Association of increased Treg and Th17 with pathogenesis of moyamoya disease

• Published in: Scientific reports Vol. 7; no. 1; pp. 3071 - 8
• Main Authors: Weng, Leihua, Cao, Xiang, Han, Lijuan, Zhao, Haoran, Qiu, Shuwei, Yan, Yaping, Wang, Xiaoying, Chen, Xiangyan, Zheng, Weihong, Xu, Xin, Gao, Yuanyuan, Chen, Yan, Li, Jie, Yang, Yongbo, Xu, Yun
• Format: Journal Article
• Language: English
• Published: London Nature Publishing Group UK 08.06.2017; Nature Publishing Group; Nature Portfolio
• Subjects: 13/21; 13/31; 631/250/127/1215; 692/617/375/1370/534; Adult; Aged; Biomarkers; Cytokines; Cytokines - metabolism; Female; Helper cells; Humanities and Social Sciences; Humans; Immunomodulation; Immunophenotyping; Lymphocyte Count; Lymphocytes T; Male; Middle Aged; Moyamoya disease; Moyamoya Disease - diagnosis; Moyamoya Disease - etiology; Moyamoya Disease - metabolism; multidisciplinary; Pathogenesis; Phenotype; Science; Science (multidisciplinary); Severity of Illness Index; T-Lymphocytes, Regulatory - immunology; T-Lymphocytes, Regulatory - metabolism; Th17 Cells - immunology; Th17 Cells - metabolism; Transforming Growth Factor beta - metabolism; Vascular endothelial growth factor; Vascular Endothelial Growth Factor A - blood; Vascular Endothelial Growth Factor A - metabolism
• ISSN: 2045-2322; 2045-2322
• DOI: 10.1038/s41598-017-03278-8

Immuno-inflammation has been shown to play a pivotal role in the pathogenesis of moyamoya disease (MMD).
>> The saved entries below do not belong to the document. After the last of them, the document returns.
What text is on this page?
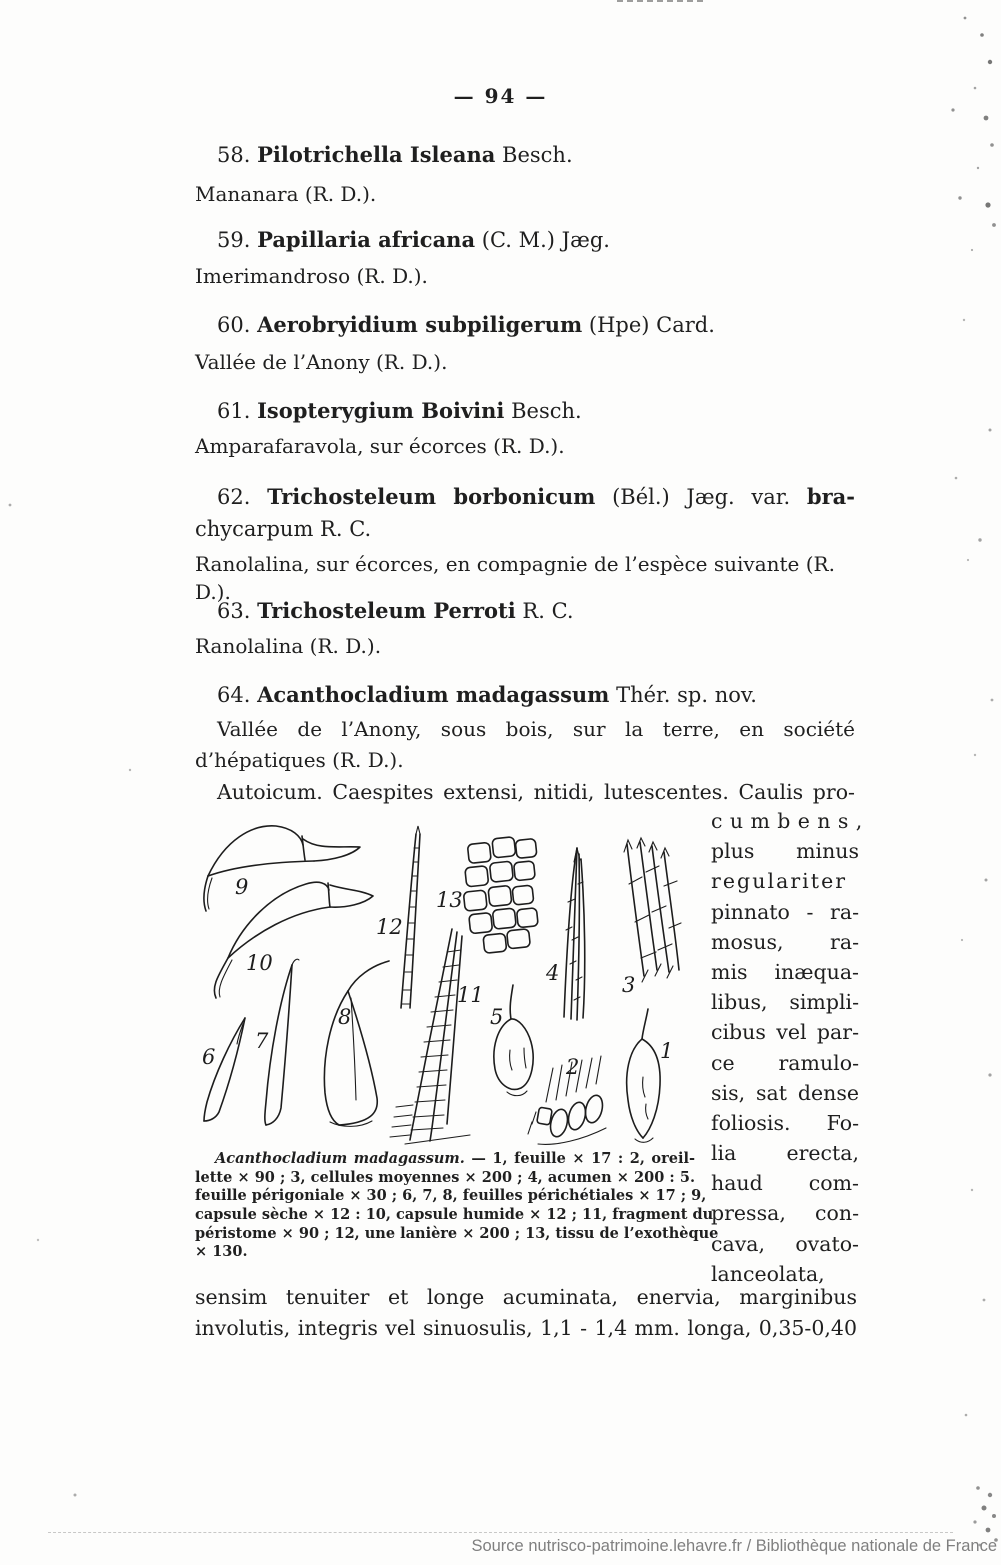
— 94 —
58. Pilotrichella Isleana Besch.
Mananara (R. D.).
59. Papillaria africana (C. M.) Jæg.
Imerimandroso (R. D.).
60. Aerobryidium subpiligerum (Hpe) Card.
Vallée de l’Anony (R. D.).
61. Isopterygium Boivini Besch.
Amparafaravola, sur écorces (R. D.).
62. Trichosteleum borbonicum (Bél.) Jæg. var. bra-
chycarpum R. C.
Ranolalina, sur écorces, en compagnie de l’espèce suivante (R. D.).
63. Trichosteleum Perroti R. C.
Ranolalina (R. D.).
64. Acanthocladium madagassum Thér. sp. nov.
Vallée de l’Anony, sous bois, sur la terre, en société d’hépatiques (R. D.).
Autoicum. Caespites extensi, nitidi, lutescentes. Caulis pro-
9
10
12
13
4	3
6
7
8
11
5
2
1
cumbens,
plus minus
regulariter
pinnato - ra-
mosus, ra-
mis inæqua-
libus, simpli-
cibus vel par-
ce ramulo-
sis, sat dense
foliosis. Fo-
lia erecta,
haud com-
pressa, con-
cava, ovato-
lanceolata,
Acanthocladium madagassum. — 1, feuille × 17 : 2, oreil-
lette × 90 ; 3, cellules moyennes × 200 ; 4, acumen × 200 : 5.
feuille périgoniale × 30 ; 6, 7, 8, feuilles périchétiales × 17 ; 9,
capsule sèche × 12 : 10, capsule humide × 12 ; 11, fragment du
péristome × 90 ; 12, une lanière × 200 ; 13, tissu de l’exothèque
× 130.
sensim tenuiter et longe acuminata, enervia, marginibus
involutis, integris vel sinuosulis, 1,1 - 1,4 mm. longa, 0,35-0,40
Source nutrisco-patrimoine.lehavre.fr / Bibliothèque nationale de France
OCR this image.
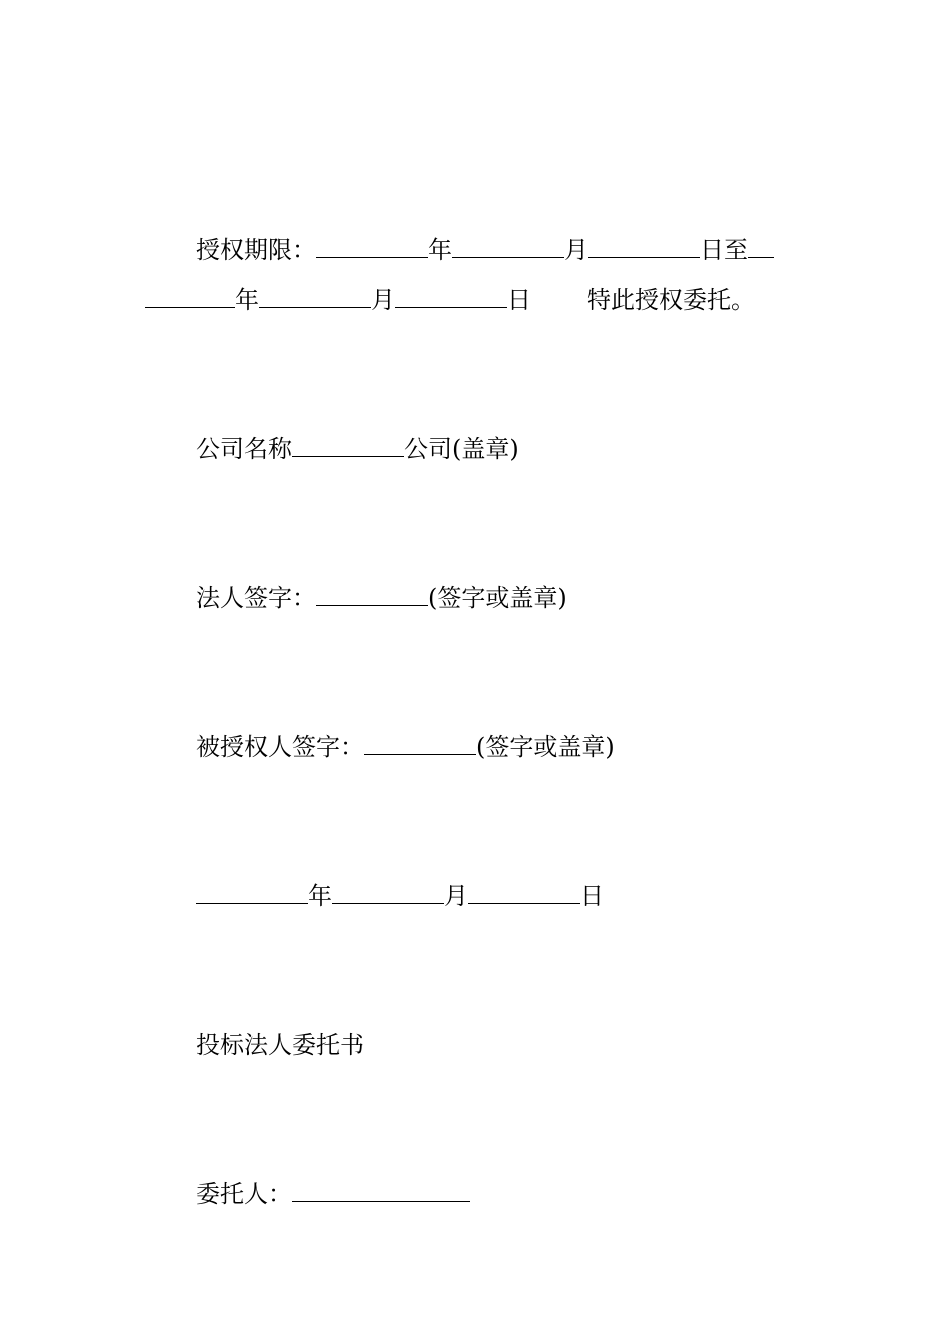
授权期限：	年	月	日至
年	月	日 特此授权委托。
公司名称	公司(盖章)
法人签字：	(签字或盖章)
被授权人签字：	(签字或盖章)
年	月	日
投标法人委托书
委托人：
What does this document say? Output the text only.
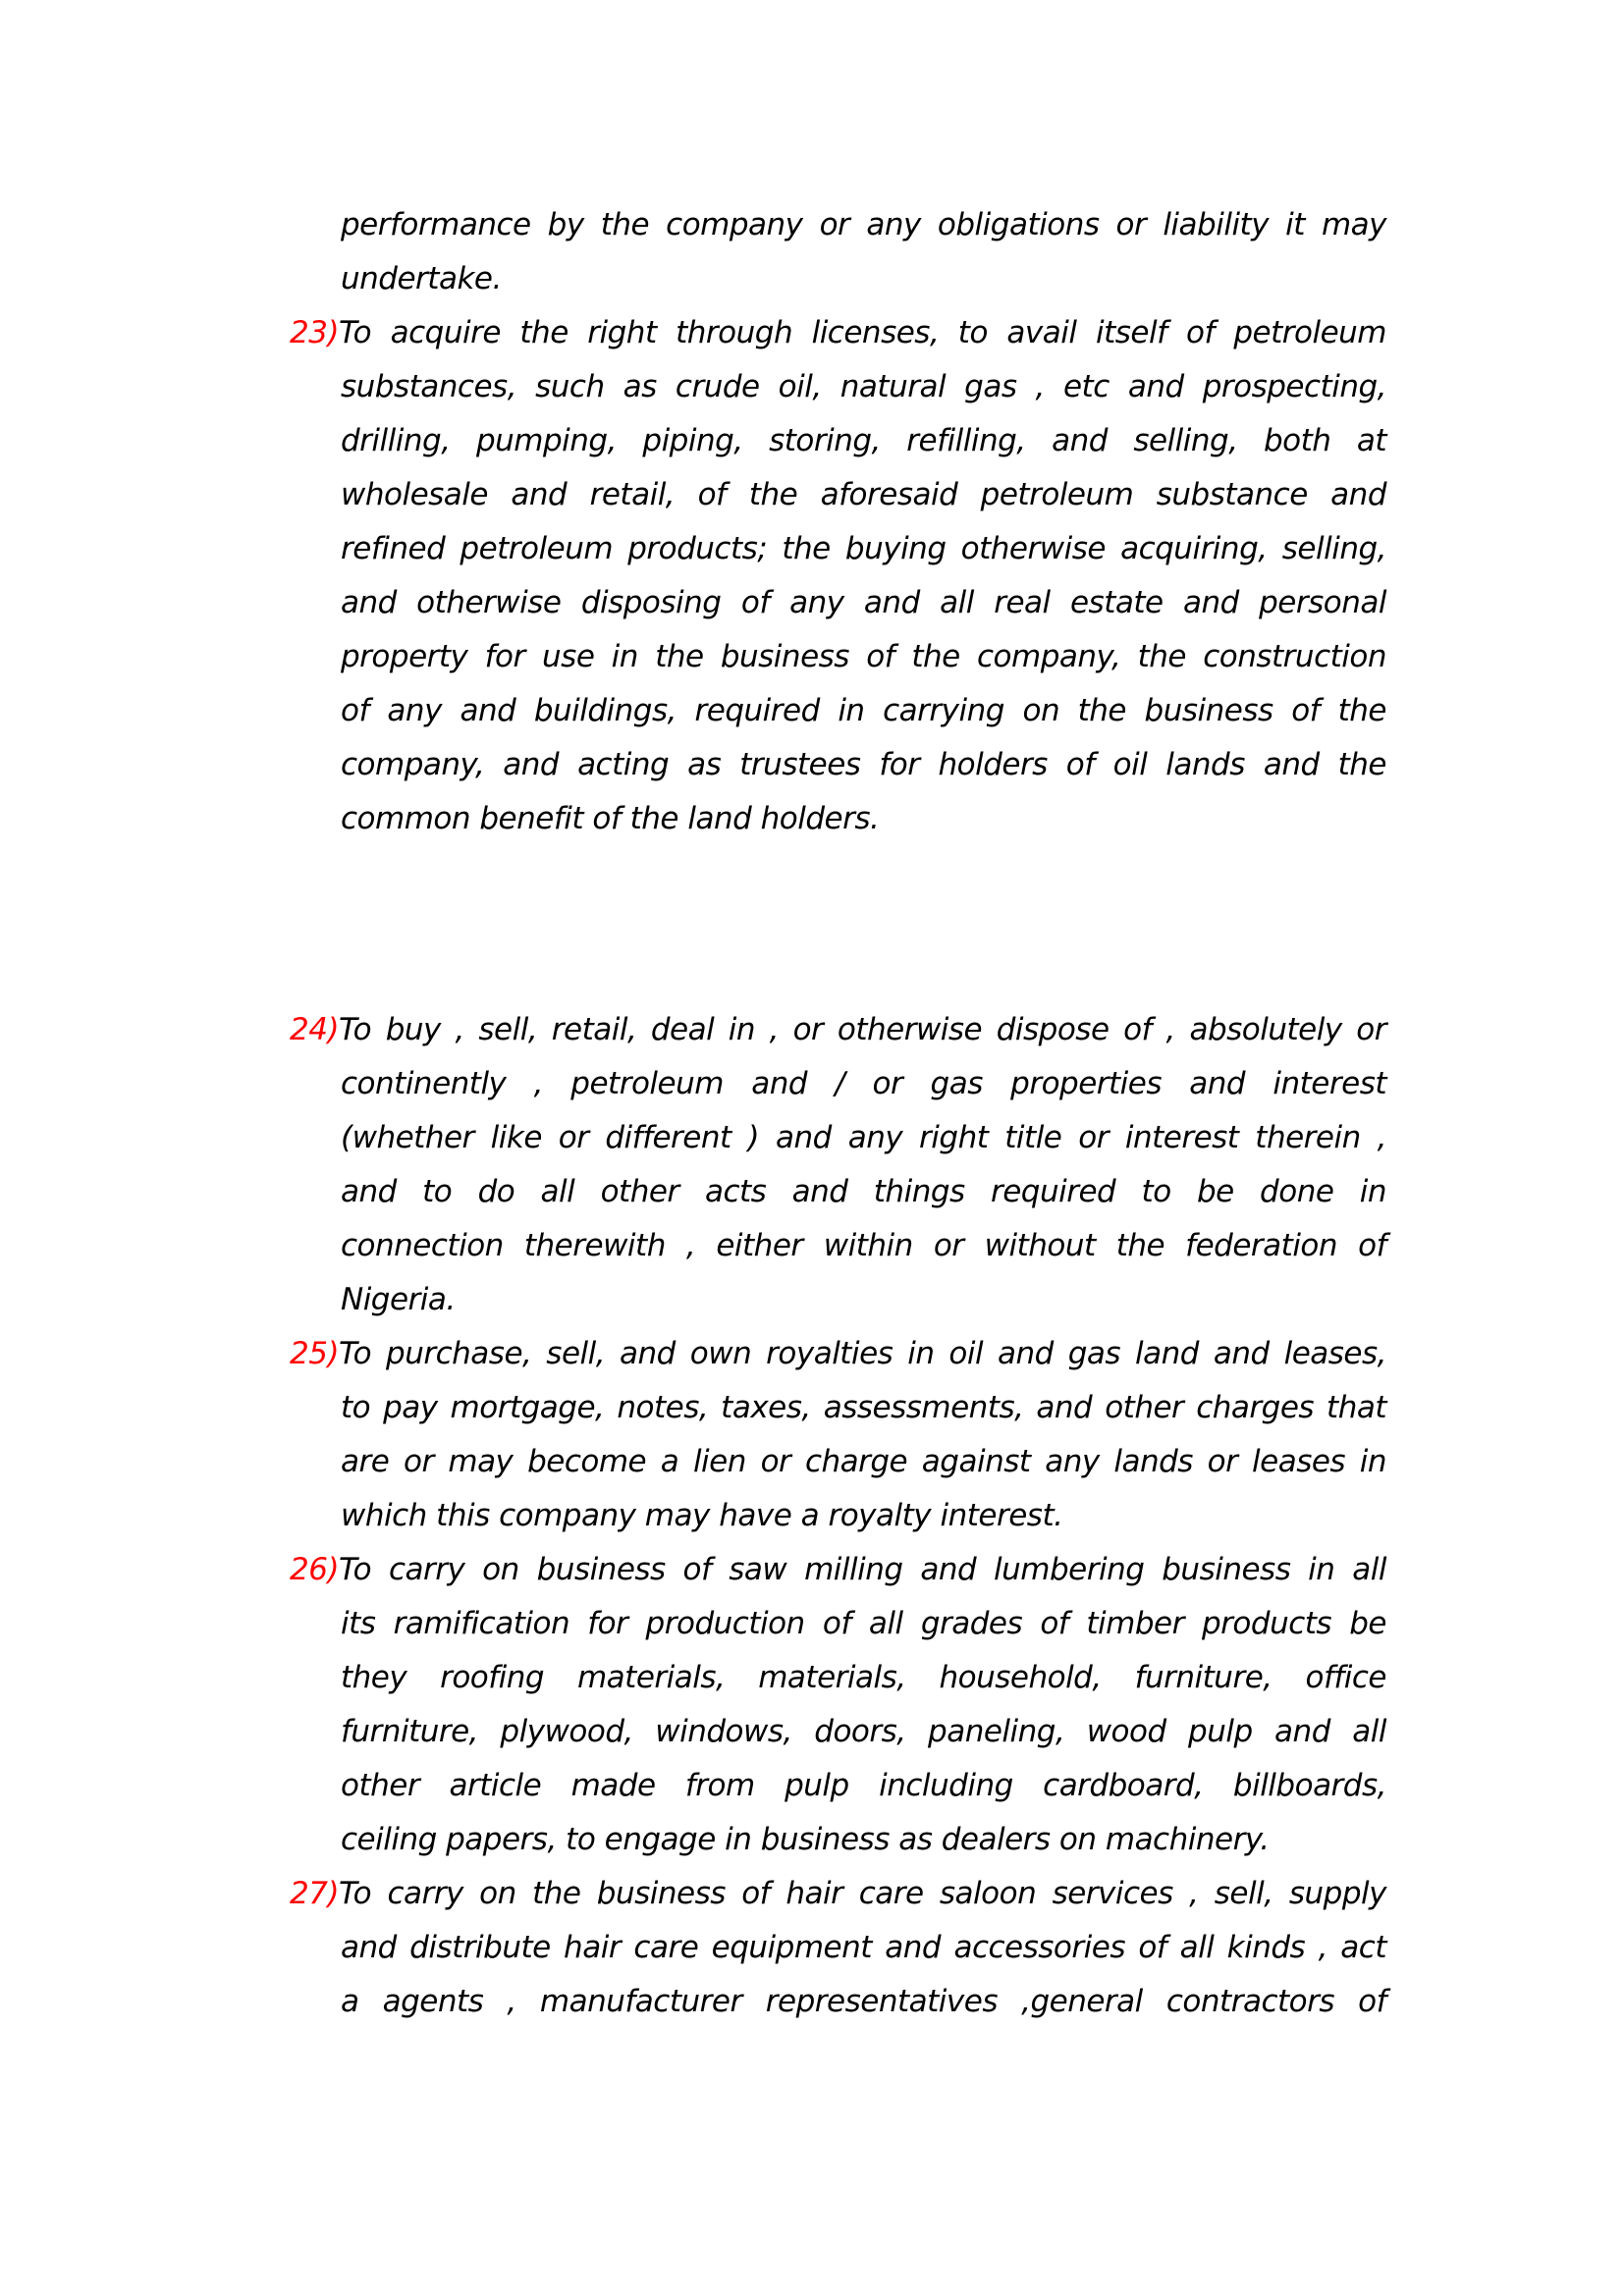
performance by the company or any obligations or liability it may
undertake.
23)To acquire the right through licenses, to avail itself of petroleum
substances, such as crude oil, natural gas , etc and prospecting,
drilling, pumping, piping, storing, refilling, and selling, both at
wholesale and retail, of the aforesaid petroleum substance and
refined petroleum products; the buying otherwise acquiring, selling,
and otherwise disposing of any and all real estate and personal
property for use in the business of the company, the construction
of any and buildings, required in carrying on the business of the
company, and acting as trustees for holders of oil lands and the
common benefit of the land holders.
24)To buy , sell, retail, deal in , or otherwise dispose of , absolutely or
continently , petroleum and / or gas properties and interest
(whether like or different ) and any right title or interest therein ,
and to do all other acts and things required to be done in
connection therewith , either within or without the federation of
Nigeria.
25)To purchase, sell, and own royalties in oil and gas land and leases,
to pay mortgage, notes, taxes, assessments, and other charges that
are or may become a lien or charge against any lands or leases in
which this company may have a royalty interest.
26)To carry on business of saw milling and lumbering business in all
its ramification for production of all grades of timber products be
they roofing materials, materials, household, furniture, office
furniture, plywood, windows, doors, paneling, wood pulp and all
other article made from pulp including cardboard, billboards,
ceiling papers, to engage in business as dealers on machinery.
27)To carry on the business of hair care saloon services , sell, supply
and distribute hair care equipment and accessories of all kinds , act
a agents , manufacturer representatives ,general contractors of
However, how did circulating Treg/Th17 cells involve in MMD patients remains unclear. 26 MMD, 21 atherothrombotic stroke, and 32 healthy controls were enrolled in this study. MMD patients have a significantly higher percentage of circulating Treg and Th17 cells as well as their dominantly secreting cytokines than other groups ( P  < 0.0001), whereas no difference was found in the ratio of Treg/Th17 between patients in MMD and atherothrombotic stroke group or control subjects ( P  = 0.244). However, the increased Treg in MMD patients which were enriched with FrIII Treg cells had deficient suppressive functions ( P  = 0.0017) compared to healthy volunteers. There was a positive correlation between Treg or TGF-β and MMD Suzuki’s stage. And the level of circulating Treg was as an independent factor associated with MMD stage. Besides, TGF-β was also correlated with the increased expression of VEGF in MMD patients. Our findings indicated an important involvement of circulating Treg in the pathogenic development of MMD and TGF-β in Treg induced VEGF.